London office take-up falls but tech firm demand soars
TAKE-UP of central London offices fell by 27 per cent in 2011 compared to the previous year, as the global economic slowdown continued to take its toll, according to research by Knight Frank.
The property consultancy said take-up fell to 10.7m square feet last year.
However, this coincided with a fall in supply and doubling of demand from the technology sector, providing some reason for confidence in the long-term outlook.
Companies including Apple, Expedia, Facebook and Groupon signed deals for 1.3m sq ft, up from 640,000 sq ft the previous year, despite a slowdown in demand from other industries, particularly finance.

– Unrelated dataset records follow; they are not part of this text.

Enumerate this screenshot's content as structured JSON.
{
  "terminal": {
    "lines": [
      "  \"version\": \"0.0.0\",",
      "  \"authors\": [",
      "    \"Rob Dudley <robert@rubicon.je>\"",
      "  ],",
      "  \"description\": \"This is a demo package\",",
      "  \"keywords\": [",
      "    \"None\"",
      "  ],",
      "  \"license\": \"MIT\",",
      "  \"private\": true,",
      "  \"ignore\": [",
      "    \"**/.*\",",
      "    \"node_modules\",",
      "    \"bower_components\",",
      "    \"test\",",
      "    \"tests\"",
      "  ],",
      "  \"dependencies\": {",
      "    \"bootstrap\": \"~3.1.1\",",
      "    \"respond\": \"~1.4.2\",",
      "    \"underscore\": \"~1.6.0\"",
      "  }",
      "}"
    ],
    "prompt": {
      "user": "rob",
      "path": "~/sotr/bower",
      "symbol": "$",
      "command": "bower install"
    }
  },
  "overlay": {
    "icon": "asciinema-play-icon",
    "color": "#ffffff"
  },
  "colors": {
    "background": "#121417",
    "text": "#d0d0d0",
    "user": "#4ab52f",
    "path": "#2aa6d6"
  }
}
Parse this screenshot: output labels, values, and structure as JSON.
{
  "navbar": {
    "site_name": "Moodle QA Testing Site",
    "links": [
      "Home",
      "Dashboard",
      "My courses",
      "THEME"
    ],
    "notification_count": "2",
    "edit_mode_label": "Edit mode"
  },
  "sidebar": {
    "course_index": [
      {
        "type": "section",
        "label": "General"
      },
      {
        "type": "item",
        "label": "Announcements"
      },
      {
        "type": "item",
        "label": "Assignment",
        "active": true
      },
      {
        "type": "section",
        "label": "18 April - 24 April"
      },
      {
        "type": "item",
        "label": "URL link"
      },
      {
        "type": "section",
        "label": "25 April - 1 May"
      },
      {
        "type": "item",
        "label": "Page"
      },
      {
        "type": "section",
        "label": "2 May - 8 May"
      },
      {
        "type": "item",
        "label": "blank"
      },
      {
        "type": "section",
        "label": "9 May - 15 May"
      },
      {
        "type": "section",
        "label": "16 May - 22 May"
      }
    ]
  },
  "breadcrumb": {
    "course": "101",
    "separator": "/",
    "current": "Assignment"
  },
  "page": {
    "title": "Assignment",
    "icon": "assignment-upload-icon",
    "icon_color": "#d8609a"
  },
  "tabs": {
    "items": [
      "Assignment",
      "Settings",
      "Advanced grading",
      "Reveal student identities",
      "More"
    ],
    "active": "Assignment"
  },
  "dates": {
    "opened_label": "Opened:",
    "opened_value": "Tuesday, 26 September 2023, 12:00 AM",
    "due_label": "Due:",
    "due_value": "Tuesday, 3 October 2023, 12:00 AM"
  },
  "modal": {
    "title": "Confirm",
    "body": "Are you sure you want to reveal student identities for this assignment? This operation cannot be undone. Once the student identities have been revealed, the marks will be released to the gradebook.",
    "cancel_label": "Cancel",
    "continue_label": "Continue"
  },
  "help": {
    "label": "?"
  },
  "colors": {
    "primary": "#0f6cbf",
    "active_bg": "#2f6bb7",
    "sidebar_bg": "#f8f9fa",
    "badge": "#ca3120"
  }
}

Knight Frank said that rising technology firm demand was a “London-wide phenomenon” and not restricted to the Shoreditch area coined as the “Silicon roundabout.”

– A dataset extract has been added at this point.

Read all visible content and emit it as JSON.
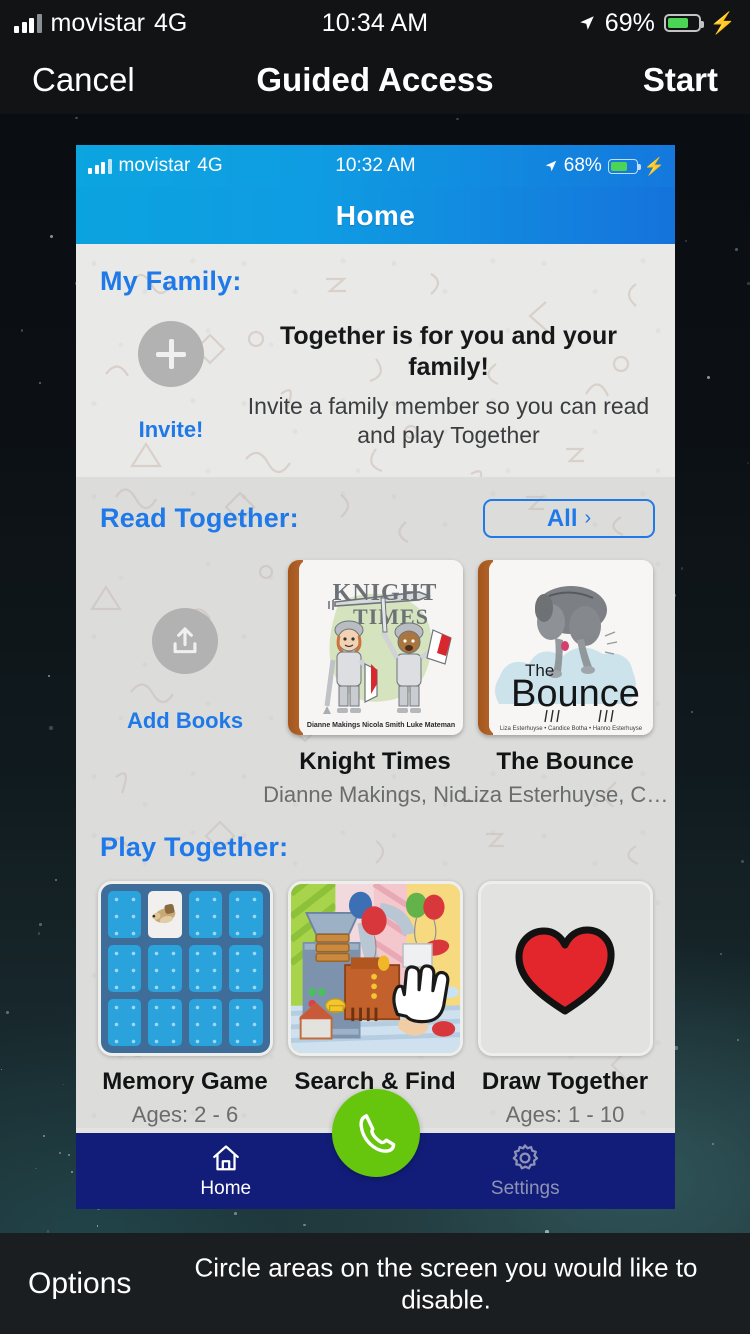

However, the supply of central London offices continued to fall by 1.5m sq ft in 2011 to 16.9m sq ft with supply having peaked in 2009 at 23m sq ft.
Tim Robinson, leasing partner, said the leasing market had fundamentally changed and that the reduction in pace in the sector is like comparing a 20:20 cricket to a test match cricket: “It is a slower game with the odd burst of excitement.”
He added: “If demand is no better than last year, I expect supply to continue to fall in 2012 and 2013.”
Knight Frank’s quarterly report also revealed that a third of all of the £9.1bn of central London office investments last year were carried out by first-time buyers as “a new world order of international operators” continued to flock the market.
Stephen Clifton, City investment partner, said 60 per cent of last year’s acquisitions had involved overseas equity, with the “hottest money” currently coming from Malaysia, Korea, Hong Kong and Russia.
“Up until now the overseas money has targeted trophy assets, but I expect them to diversify their portfolios this year taking on more risk, either buying sites or joint venturing with UK developers,” he said.
Office investment transactions fell to £9.1bn compared to £10.4bn in 2010, in part due to a relative lack of supply.
Central London Lettings market
Take-up fell by 27 per cent to 10.7m sq ft last year
Take-up of central London offices from IT and telecoms firms more than doubled to 1.3m sq ft. Accounted for 20 per cent of all transactions.
Availability of central London offices fell by by 1.5m sq ft to 16.9m sq ft. Vacancy rate
of 7.3 per cent compared to 8.1 per cent in 2010.
Investment
£9.1bn of central London office investments last year, a 12 per cent fall on 2010 (£10.4bn)
First-time buyers accounted for a third of deals
Overseas investors accounted for 60% of turnover
“Hottest money”: Malaysia, Korea, Hong Kong and Russia.